From passive controls to active risk ownership
The Department of Justice’s September 2024 update to its Evaluation of Corporate Compliance Programs asks prosecutors to assess whether a company’s approach to risk management is reactive or proactive. Reactive programs wait for issues to surface and then respond. Proactive programs anticipate emerging risks, integrate lessons learned, and continuously refine controls before problems materialize.
Embedding risk management training into first-line operations serves this proactive mandate. Business unit leaders should be taught to develop their own key risk indicators—but this requires more than selecting metrics from a menu. First-line managers need to understand how to identify the right data sources that genuinely measure risk exposure, how to set meaningful tolerance thresholds that align with their function’s sub-appetite, and how to build active monitoring routines that surface warning signals before thresholds are breached. A KRI without thoughtful data architecture and defined tolerance limits is just another report; a KRI with both becomes an early warning system that enables real-time course correction.

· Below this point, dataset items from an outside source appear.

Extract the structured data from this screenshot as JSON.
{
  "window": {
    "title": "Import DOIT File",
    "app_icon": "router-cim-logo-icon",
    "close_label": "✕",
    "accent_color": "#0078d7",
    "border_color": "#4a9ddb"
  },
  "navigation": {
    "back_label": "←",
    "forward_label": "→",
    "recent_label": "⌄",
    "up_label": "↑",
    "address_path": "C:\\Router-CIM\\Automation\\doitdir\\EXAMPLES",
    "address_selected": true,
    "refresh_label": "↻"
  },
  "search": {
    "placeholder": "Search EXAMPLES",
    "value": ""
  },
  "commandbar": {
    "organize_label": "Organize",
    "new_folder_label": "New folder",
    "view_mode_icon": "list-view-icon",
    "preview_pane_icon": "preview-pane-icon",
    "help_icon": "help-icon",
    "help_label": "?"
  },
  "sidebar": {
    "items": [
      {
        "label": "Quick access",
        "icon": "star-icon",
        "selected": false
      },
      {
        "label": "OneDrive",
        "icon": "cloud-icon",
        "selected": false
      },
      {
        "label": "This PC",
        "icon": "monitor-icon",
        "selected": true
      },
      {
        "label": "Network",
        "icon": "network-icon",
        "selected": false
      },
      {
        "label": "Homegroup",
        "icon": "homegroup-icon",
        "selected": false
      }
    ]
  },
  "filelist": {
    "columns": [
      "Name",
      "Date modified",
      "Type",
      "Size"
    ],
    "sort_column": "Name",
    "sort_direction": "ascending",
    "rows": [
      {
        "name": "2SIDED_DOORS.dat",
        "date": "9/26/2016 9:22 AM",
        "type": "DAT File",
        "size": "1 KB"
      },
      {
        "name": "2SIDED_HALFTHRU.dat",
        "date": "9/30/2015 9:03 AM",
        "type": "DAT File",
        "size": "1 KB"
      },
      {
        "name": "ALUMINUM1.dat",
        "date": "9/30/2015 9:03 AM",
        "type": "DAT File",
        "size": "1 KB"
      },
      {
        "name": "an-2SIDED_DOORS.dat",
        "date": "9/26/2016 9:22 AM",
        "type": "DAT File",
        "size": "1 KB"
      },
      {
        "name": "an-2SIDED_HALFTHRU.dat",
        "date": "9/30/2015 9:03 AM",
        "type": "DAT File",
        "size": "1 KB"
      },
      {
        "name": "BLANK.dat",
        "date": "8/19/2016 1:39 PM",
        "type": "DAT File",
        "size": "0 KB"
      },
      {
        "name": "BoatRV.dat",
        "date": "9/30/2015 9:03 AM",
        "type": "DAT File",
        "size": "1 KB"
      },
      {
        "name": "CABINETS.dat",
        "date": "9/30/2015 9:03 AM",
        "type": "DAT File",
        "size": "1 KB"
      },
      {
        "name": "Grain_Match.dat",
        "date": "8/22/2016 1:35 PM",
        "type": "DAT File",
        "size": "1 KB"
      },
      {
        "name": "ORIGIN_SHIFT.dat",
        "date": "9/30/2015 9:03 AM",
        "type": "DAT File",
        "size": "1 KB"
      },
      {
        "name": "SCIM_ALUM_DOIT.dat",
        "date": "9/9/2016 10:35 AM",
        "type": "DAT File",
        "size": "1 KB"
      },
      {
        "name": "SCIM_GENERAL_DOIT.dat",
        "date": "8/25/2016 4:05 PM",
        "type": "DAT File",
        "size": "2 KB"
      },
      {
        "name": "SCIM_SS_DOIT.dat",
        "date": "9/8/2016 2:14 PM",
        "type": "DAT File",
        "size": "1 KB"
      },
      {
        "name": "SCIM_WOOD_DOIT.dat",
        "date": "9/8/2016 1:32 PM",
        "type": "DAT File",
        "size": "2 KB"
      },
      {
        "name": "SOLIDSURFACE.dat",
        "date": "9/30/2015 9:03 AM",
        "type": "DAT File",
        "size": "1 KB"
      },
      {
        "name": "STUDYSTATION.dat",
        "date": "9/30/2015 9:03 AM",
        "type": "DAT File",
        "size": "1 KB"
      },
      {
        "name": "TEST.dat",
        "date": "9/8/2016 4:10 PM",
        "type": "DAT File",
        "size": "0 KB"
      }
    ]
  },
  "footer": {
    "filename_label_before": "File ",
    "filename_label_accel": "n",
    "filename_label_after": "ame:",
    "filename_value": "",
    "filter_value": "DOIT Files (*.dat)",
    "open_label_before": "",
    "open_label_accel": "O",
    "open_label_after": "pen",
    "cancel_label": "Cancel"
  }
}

This training should also cover contingency planning. When monitoring reveals that a business unit is approaching or exceeding its risk tolerance, what happens next? First-line leaders who understand the framework can adjust strategy in real time: reallocating resources, pausing certain activities, or escalating for additional controls. They should think through scenarios in advance—anticipating which levers they can pull and which decisions require escalation. This agility is impossible when the business views compliance as an external audit function rather than an integrated capability.
The trust dividend
Perhaps the most underappreciated benefit of risk literacy is organizational trust. When every function operates from the same risk vocabulary and understands the same appetite framework, cross-functional collaboration improves. Sales trusts that legal is not arbitrarily blocking deals; legal trusts that sales understands the stakes. Finance, operations, and compliance align around shared definitions of acceptable risk. This alignment enables faster decisions because disagreements become substantive debates about risk tolerance rather than territorial disputes about authority.
The compliance function’s role evolves accordingly. Rather than serving primarily as a gatekeeper, compliance becomes an educator and advisor—helping business leaders develop the judgment to navigate risk independently while maintaining appropriate escalation pathways for novel situations. This shift does not diminish compliance’s importance; it amplifies it. Compliance professionals who can translate technical requirements into business-relevant risk concepts create exponentially more value than those who simply enforce rules.
A strategic imperative
In an era of accelerating regulatory complexity and rapid business transformation, compliance programs cannot scale by adding headcount alone. Sustainable risk management requires distributing risk capability throughout the organization. This means investing in training that goes beyond “what” to explain “why”—helping the first line understand risk appetite, identify data that meaningfully measures exposure, set appropriate tolerance limits, actively monitor against those limits, and build the judgment to operate autonomously within defined boundaries.
The payoff is a more dynamic, resilient organization—one where compliance enables rather than constrains strategic objectives. When everyone speaks risk, the entire enterprise moves faster and smarter.